L’Exposition, Nathalie Léger (par Jean-Paul Gavard-Perret)
L’Exposition, Nathalie Léger, janvier 2020, format Poche, 160 pages, 9 €
Edition: P.O.L
L’enfance de l’art
Ressort en format Poche le premier livre de Nathalie Léger paru aux éditions P.O.L en 2008. L’auteure fait preuve déjà de son goût et de son intérêt pour les « images » oubliées comme elle le réalisa aussi dans Supplément à la vie de Barbara Loden.

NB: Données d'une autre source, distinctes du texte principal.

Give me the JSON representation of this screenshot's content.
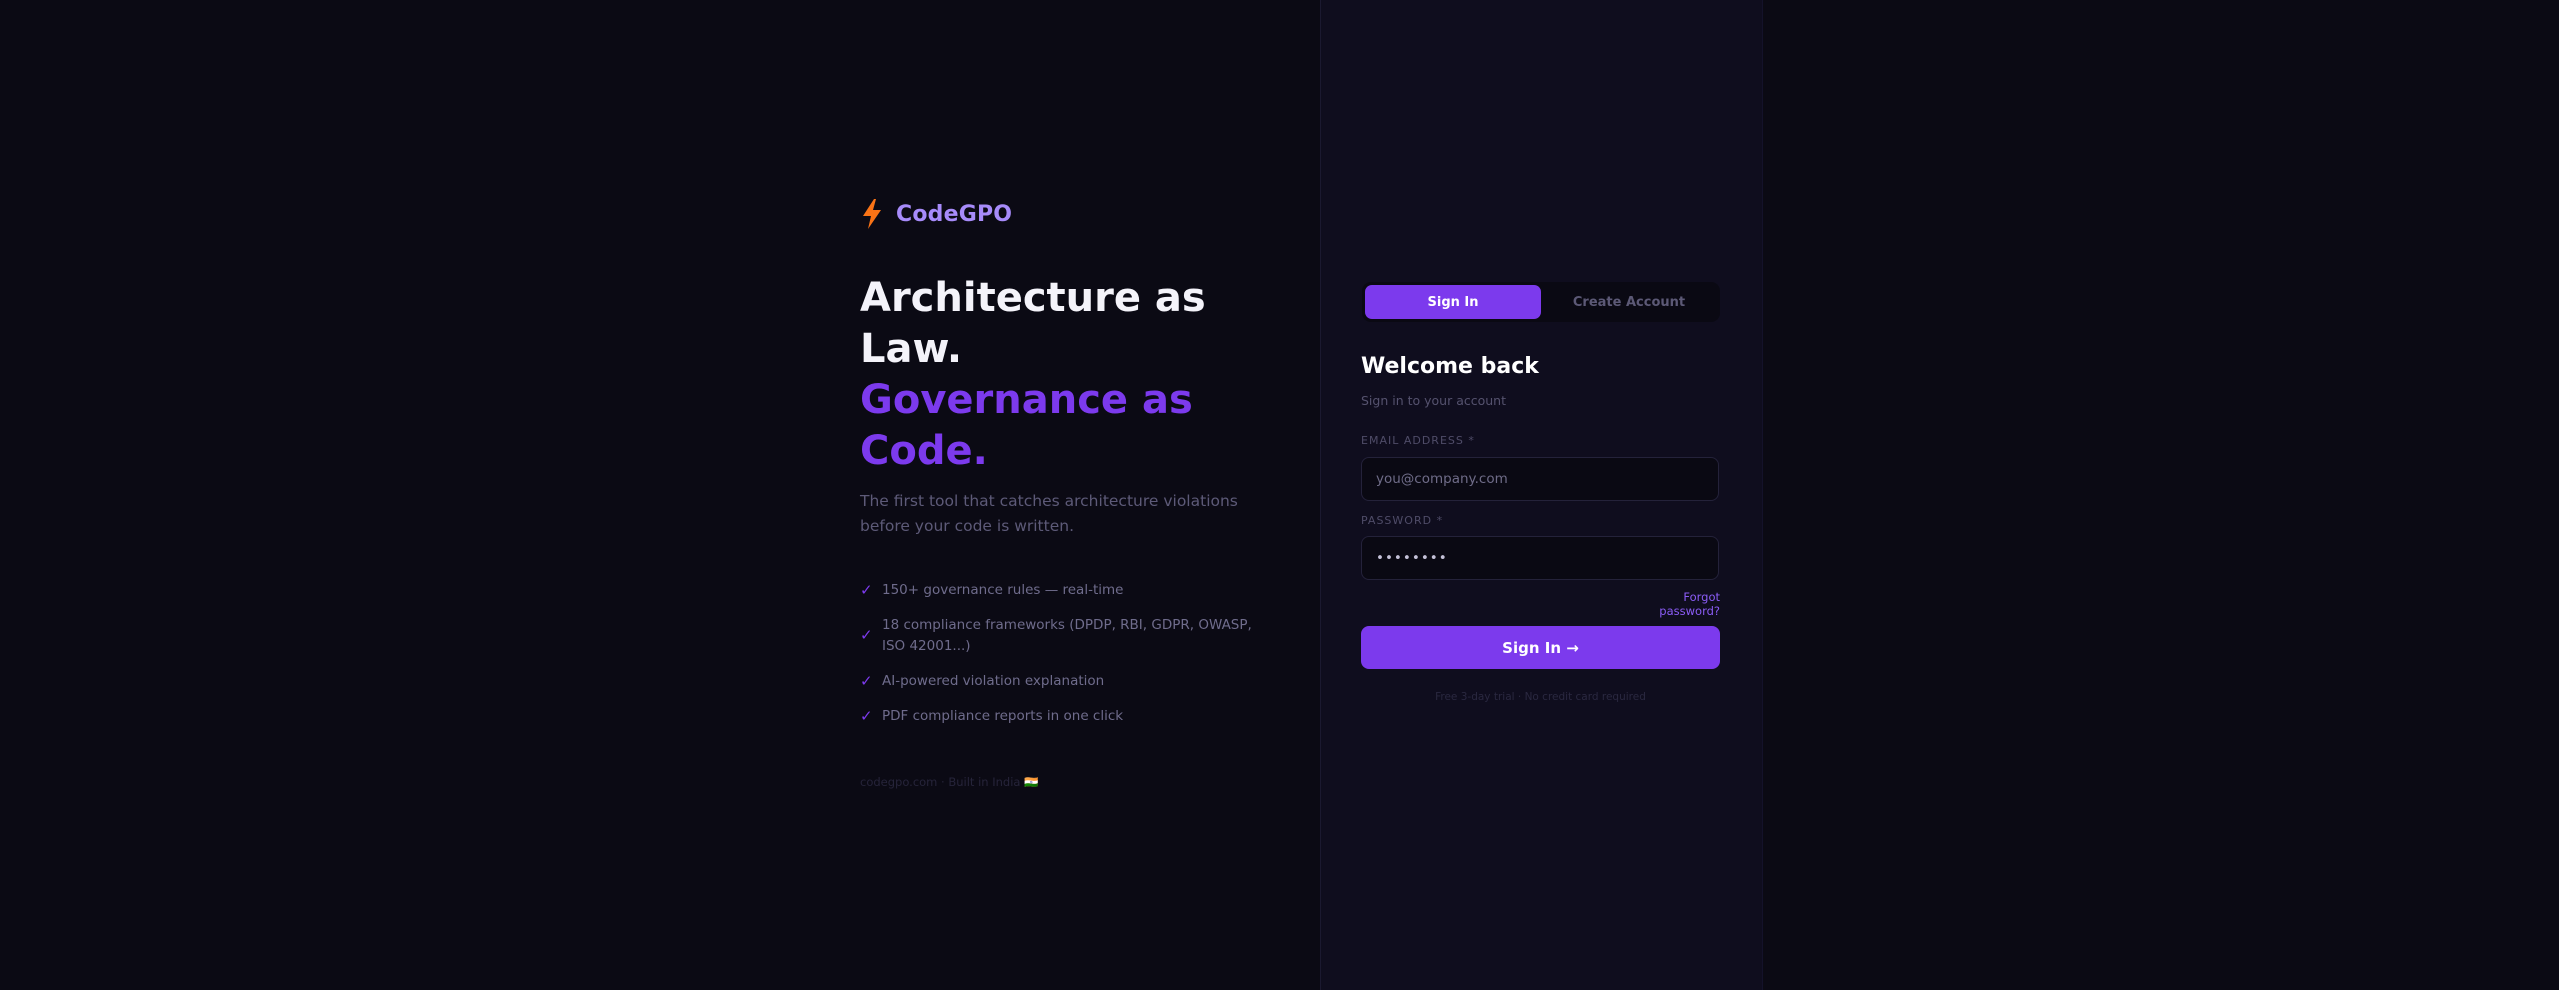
{
  "brand": {
    "name": "CodeGPO",
    "icon": "lightning-bolt-icon",
    "icon_color": "#f97316"
  },
  "hero": {
    "headline_line1": "Architecture as",
    "headline_line2": "Law.",
    "headline_line3": "Governance as",
    "headline_line4": "Code.",
    "subtitle": "The first tool that catches architecture violations before your code is written."
  },
  "features": [
    {
      "check": "✓",
      "text": "150+ governance rules — real-time"
    },
    {
      "check": "✓",
      "text": "18 compliance frameworks (DPDP, RBI, GDPR, OWASP, ISO 42001...)"
    },
    {
      "check": "✓",
      "text": "AI-powered violation explanation"
    },
    {
      "check": "✓",
      "text": "PDF compliance reports in one click"
    }
  ],
  "footer_note": "codegpo.com · Built in India 🇮🇳",
  "auth": {
    "tabs": {
      "sign_in": "Sign In",
      "create_account": "Create Account"
    },
    "title": "Welcome back",
    "subtitle": "Sign in to your account",
    "email": {
      "label": "EMAIL ADDRESS *",
      "placeholder": "you@company.com",
      "value": ""
    },
    "password": {
      "label": "PASSWORD *",
      "value": "••••••••"
    },
    "forgot_password": "Forgot password?",
    "submit": "Sign In →",
    "trial_note": "Free 3-day trial · No credit card required"
  },
  "colors": {
    "background": "#0b0a14",
    "panel": "#0f0d1e",
    "accent": "#7c3aed",
    "brand_text": "#a78bfa"
  }
}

À l’occasion d’un projet d’exposition sur La Ruine, la narratrice relate sa rencontre inopinée avec une héroïne oubliée du second Empire : la comtesse de Castiglione. Elle en remonte l’histoire à partir d’un recueil de photographies retrouvées dans sa bibliothèque. Adulée pour sa grande beauté mais aussi pour sa prétention et sa triste fin, cette femme a entretenu un rapport étrange avec sa propre image. Elle avait dérisoirement confié le sens de sa vie à la photographie. Adepte narcissique de son reflet, elle n’a cessé de se faire capter par l’appareil photographique. Celui-ci au fil du temps renvoie moins la beauté qu’une solitude. Elle transparaît dans une suite de portraits qui rendent compte des émerveillements comme des échecs d’une existence.
La narratrice, sous les décors en stuc d’un Second Empire rococo, met en évidence des problématiques qui dépassent l’époque et renvoient à la nôtre : l’effroi du corps et de l’image qu’il retourne à l’envoyeur comme au voyeur, la peur du regard de l’autre, le désir de se rattacher à des vestiges dérisoires pour « tenir ».
L’écriture du livre rend compte du désir et de la cruauté qui pèsent sur cette femme et ses ombres : la recherche de la mère tant aimée et de l’enfance qu’elle connut. Nathalie Léger dessine ces lieux perdus, le rêve et le cauchemar d’une vie de celle qui reste attachée à son enfance perdue qui dessine une mélancolie plus qu’un désir. Mais les deux permettent de reconnaître l’endroit où la vie bascule dans le grouillement qui prend pour grenier le corps. Il devient soupente où la silhouette rêvée qui croit trouver toujours quelque désir à grignoter tourne à une forme de monstruosité. Elle met des bémols à la partition mentale de la Comtesse victime de son reflet.
Jean-Paul Gavard-Perret
VL3
NB : Vous verrez souvent apparaître une cotation de Valeur Littéraire des livres critiqués. Il ne s’agit en aucun cas d’une notation de qualité ou d’intérêt du livre mais de l’évaluation de sa position au regard de l’histoire de la littérature.
Cette cotation est attribuée par le rédacteur / la rédactrice de la critique ou par le comité de rédaction.
Notre cotation :
VL1 : faible Valeur Littéraire
VL2 : modeste VL
VL3 : assez haute VL
VL4 : haute VL
VL5 : très haute VL
VL6 : Classiques éternels (anciens ou actuels)
Nathalie Léger dirige l’IMEC (Institut Mémoire de l’Edition Contemporaine). Elle a reçu le prix du Livre Inter pour Supplément à la vie de Barbara Loden, en 2012, et le prix Wepler pour La Robe blanche, en 2018.